An award celebration at the school on April 14, which Klein did not attend, centered on the American Architectural Foundation’s Richard Riley Award for excellence in design and service to the community. In making the presentation to school administrators, Ronald Bogle, the foundation’s president and CEO, stated: “Julia Richman is the only school on the East Side to win — and I mean the east side of the United States of America!”
Show of defiance
The school’s auditorium was brimming with people, in a show of defiance against the chancellor’s plan to destroy the building. Parents, teachers, and community leaders were joined by concerned neighbors. The Ella Baker Elementary School drummers helped set the mood of resistance. Talented young musicians and vocalists from other schools performed.
UFT President Randi Weingarten was there to congratulate the administration and staff for making all six of the schools places where parents want to send their children and where educators want to teach.

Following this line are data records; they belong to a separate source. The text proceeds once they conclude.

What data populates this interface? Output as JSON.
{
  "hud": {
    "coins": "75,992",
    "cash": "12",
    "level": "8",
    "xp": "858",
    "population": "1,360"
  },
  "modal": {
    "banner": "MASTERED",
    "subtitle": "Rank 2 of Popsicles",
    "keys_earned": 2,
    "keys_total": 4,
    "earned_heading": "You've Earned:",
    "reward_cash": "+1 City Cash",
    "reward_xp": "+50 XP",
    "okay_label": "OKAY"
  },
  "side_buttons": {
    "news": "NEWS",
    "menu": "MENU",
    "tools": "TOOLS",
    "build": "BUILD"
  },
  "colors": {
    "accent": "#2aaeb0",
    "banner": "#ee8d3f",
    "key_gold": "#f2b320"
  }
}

“If we can stand together and make it clear we will not take no for an answer, we will win this one, too,” she vowed, bringing the audience to its feet.
The auditorium, with perfect acoustics put in by MTV, is unlike any other in any school in the city and is regularly used as a practice space by professional musicians in the community. The Inter-School Orchestra, which graced the stage for the celebration, also rehearses there.

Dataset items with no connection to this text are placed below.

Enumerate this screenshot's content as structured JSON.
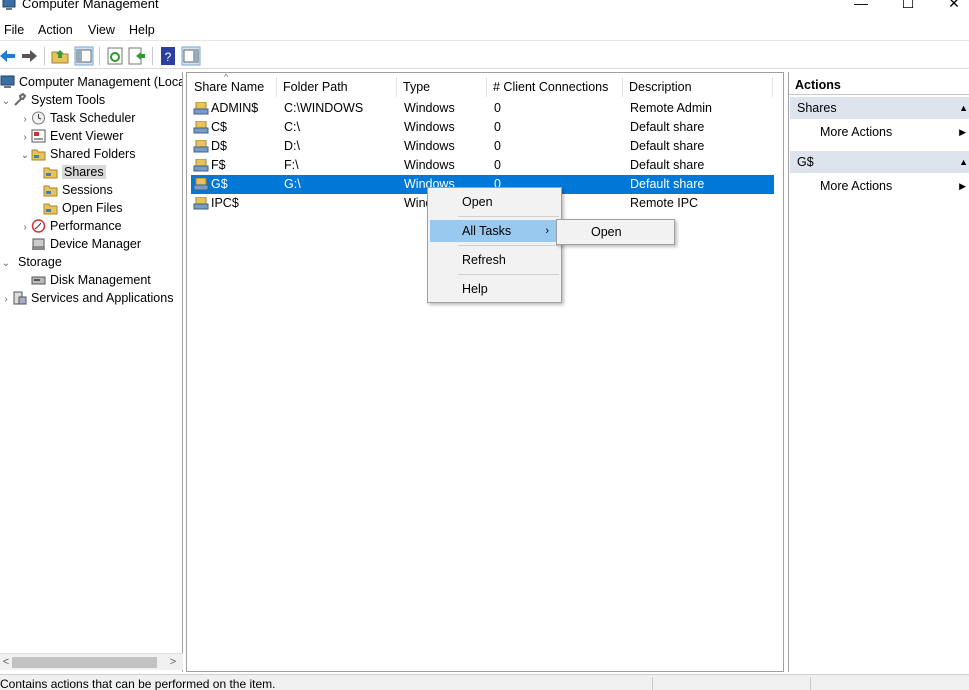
{
  "window": {
    "title": "Computer Management",
    "minimize_glyph": "—",
    "maximize_glyph": "☐",
    "close_glyph": "✕"
  },
  "menu": [
    {
      "label": "File"
    },
    {
      "label": "Action"
    },
    {
      "label": "View"
    },
    {
      "label": "Help"
    }
  ],
  "toolbar": {
    "icons": [
      "back-arrow-icon",
      "forward-arrow-icon",
      "up-folder-icon",
      "show-hide-console-tree-icon",
      "refresh-icon",
      "export-list-icon",
      "help-icon",
      "show-hide-action-pane-icon"
    ]
  },
  "tree": {
    "items": [
      {
        "label": "Computer Management (Local",
        "icon": "computer-icon",
        "expander": ""
      },
      {
        "label": "System Tools",
        "icon": "tools-icon",
        "expander": "⌄"
      },
      {
        "label": "Task Scheduler",
        "icon": "clock-icon",
        "expander": "›"
      },
      {
        "label": "Event Viewer",
        "icon": "event-viewer-icon",
        "expander": "›"
      },
      {
        "label": "Shared Folders",
        "icon": "shared-folder-icon",
        "expander": "⌄"
      },
      {
        "label": "Shares",
        "icon": "shared-folder-icon",
        "expander": ""
      },
      {
        "label": "Sessions",
        "icon": "shared-folder-icon",
        "expander": ""
      },
      {
        "label": "Open Files",
        "icon": "shared-folder-icon",
        "expander": ""
      },
      {
        "label": "Performance",
        "icon": "performance-icon",
        "expander": "›"
      },
      {
        "label": "Device Manager",
        "icon": "device-manager-icon",
        "expander": ""
      },
      {
        "label": "Storage",
        "icon": "storage-icon",
        "expander": "⌄"
      },
      {
        "label": "Disk Management",
        "icon": "disk-icon",
        "expander": ""
      },
      {
        "label": "Services and Applications",
        "icon": "services-icon",
        "expander": "›"
      }
    ],
    "scroll_left": "<",
    "scroll_right": ">"
  },
  "list": {
    "sort_glyph": "^",
    "columns": [
      "Share Name",
      "Folder Path",
      "Type",
      "# Client Connections",
      "Description"
    ],
    "rows": [
      {
        "name": "ADMIN$",
        "path": "C:\\WINDOWS",
        "type": "Windows",
        "connections": "0",
        "description": "Remote Admin"
      },
      {
        "name": "C$",
        "path": "C:\\",
        "type": "Windows",
        "connections": "0",
        "description": "Default share"
      },
      {
        "name": "D$",
        "path": "D:\\",
        "type": "Windows",
        "connections": "0",
        "description": "Default share"
      },
      {
        "name": "F$",
        "path": "F:\\",
        "type": "Windows",
        "connections": "0",
        "description": "Default share"
      },
      {
        "name": "G$",
        "path": "G:\\",
        "type": "Windows",
        "connections": "0",
        "description": "Default share"
      },
      {
        "name": "IPC$",
        "path": "",
        "type": "Wind",
        "connections": "",
        "description": "Remote IPC"
      }
    ]
  },
  "context_menu": {
    "items": [
      "Open",
      "All Tasks",
      "Refresh",
      "Help"
    ],
    "submenu_glyph": "›",
    "submenu": [
      "Open"
    ]
  },
  "actions": {
    "title": "Actions",
    "collapse_glyph": "▲",
    "expand_glyph": "▶",
    "sections": [
      {
        "title": "Shares",
        "items": [
          "More Actions"
        ]
      },
      {
        "title": "G$",
        "items": [
          "More Actions"
        ]
      }
    ]
  },
  "status": {
    "text": "Contains actions that can be performed on the item."
  },
  "colors": {
    "selection": "#0078d7",
    "menu_highlight": "#99c9ef",
    "section_bg": "#dde4ee"
  }
}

“And this is what they want to tear down? Are they out of their minds?” said Jane Hirschmann, a parent leader who is working with the school to fight Klein’s plan to destroy the building.

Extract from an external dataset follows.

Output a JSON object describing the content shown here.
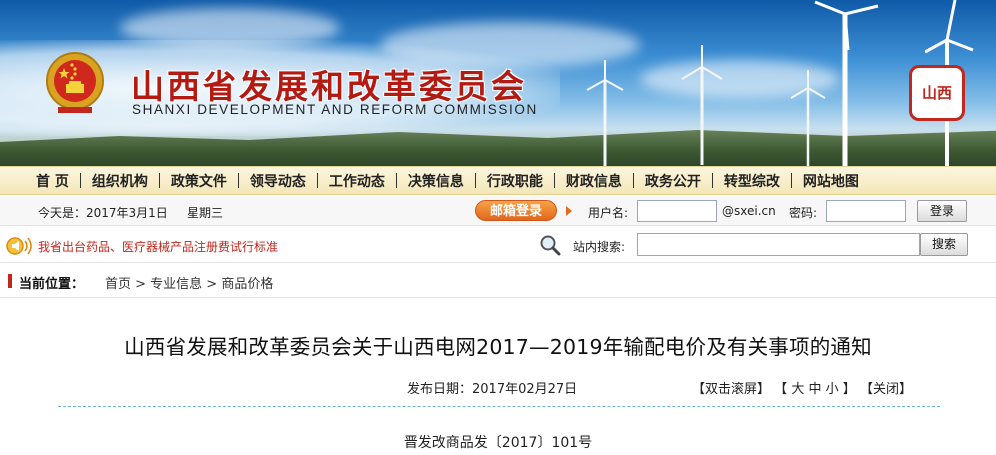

“We don’t want them to disrupt this community,” said Sheila Maguire, whose son attends Urban Academy HS. “There’s nothing like this in terms of the sense of community, a sense of belonging.”
Others describe the campus as an “ecosystem,” a vibrant center of the community.
“The kids stay late, until all hours doing homework, being with friends who come from all over,” said another parent. “They love being here.”
Why it works
The reason JREC is a small school campus that works, said Urban Academy Chapter Leader Terry Weber, “is because all the principals and APs are part of a building council whose decisions require agreement from everyone.”
“This is our state-of-the-art building. We don’t want any other,” Louis Delgado, principal of Vanguard HS, declared in accepting the national design award.
The enthusiastic audience at the celebration included alumni from the days when Julia Richman was the premiere all girls’ school in the city.
“They had the most beautiful girls,” remarked a 1950 alum, who preferred to give only her first name, Evelyn.
She recalled that actress Lauren Bacall was a year ahead of her when she attended. “I remember the talk when she got her big break,” said Evelyn. “People were saying, ‘Oh, she’s going to Hollywood, she got a job.’”
You can tell the people at JREC care for the building like a home when you step into it. Much of the original architecture has been maintained. The high-ceilinged lobby, named for a custodian who recently retired, features towering pillars topped with gold-painted capitals, rising above a spotless, tile floor. When the building opened in 1924, it was visited by the Prince of Wales. Other historical touches include wrought iron railings in extra-wide halls and marble shower stalls by the pool.
The land deal requires the approval of Community Board 8, which will be taking up the issue at its next meeting at 310 East 67th Street, on May 12. More on the effort to save JREC is available on the school’s Web site, www.jrec.org.